There have been many unsettling moments along the way. There was a moment it was revealed how the desicion was made to close the centers and no documentation could be provided that there was sufficient meetings and discussion. Proof was lacking about the 'factors' that were considered. The admission of The ARC that they are not sure what kind of training that their providers require was equally disturbing. There was also the admission that it isn't truely community inclusion that they are committed to, but would settle to move them to the other facilities (which are in danger of closing in the future) and private ICFs.

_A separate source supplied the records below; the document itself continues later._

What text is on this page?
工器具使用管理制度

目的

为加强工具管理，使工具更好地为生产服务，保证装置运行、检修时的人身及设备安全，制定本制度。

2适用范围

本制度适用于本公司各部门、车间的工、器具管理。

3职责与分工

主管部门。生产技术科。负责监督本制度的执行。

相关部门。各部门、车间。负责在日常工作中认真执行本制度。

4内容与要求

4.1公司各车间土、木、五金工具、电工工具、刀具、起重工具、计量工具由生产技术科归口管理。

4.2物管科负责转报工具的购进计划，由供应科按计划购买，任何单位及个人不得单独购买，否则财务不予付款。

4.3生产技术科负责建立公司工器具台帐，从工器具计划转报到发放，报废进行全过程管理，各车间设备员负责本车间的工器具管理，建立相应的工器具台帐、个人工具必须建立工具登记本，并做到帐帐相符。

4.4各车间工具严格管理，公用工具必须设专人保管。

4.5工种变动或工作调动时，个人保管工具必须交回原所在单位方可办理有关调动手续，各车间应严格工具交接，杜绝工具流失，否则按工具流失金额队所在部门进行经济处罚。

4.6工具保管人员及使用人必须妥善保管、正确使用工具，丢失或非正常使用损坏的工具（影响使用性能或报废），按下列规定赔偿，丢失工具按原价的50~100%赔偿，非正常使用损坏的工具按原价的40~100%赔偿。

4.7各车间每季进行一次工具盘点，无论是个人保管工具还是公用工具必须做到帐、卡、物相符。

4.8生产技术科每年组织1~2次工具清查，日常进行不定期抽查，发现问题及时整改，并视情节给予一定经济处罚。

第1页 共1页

Community inclusion advocates have been set against these facilities, homes with staff that care for people with disabilities just as they do in the community, because of an idea that the money that is saved will go to a waiting list of people in need of services (though there is no evidence that this will happen). The stories of places like Pennhurst have been used to paint these facilities poorly though the environment has completely changed and they represent a home like environment.
We, as a group of family, friends, community members, and staff, have come together to support the choice of people living in the centers to stay surrounded by friends and a community that has grown along with them for a lifetime. We believe that if we all work together we can find a solution that will save their home. We are here to do everything in our power to make sure these facilities remain an option to come home to.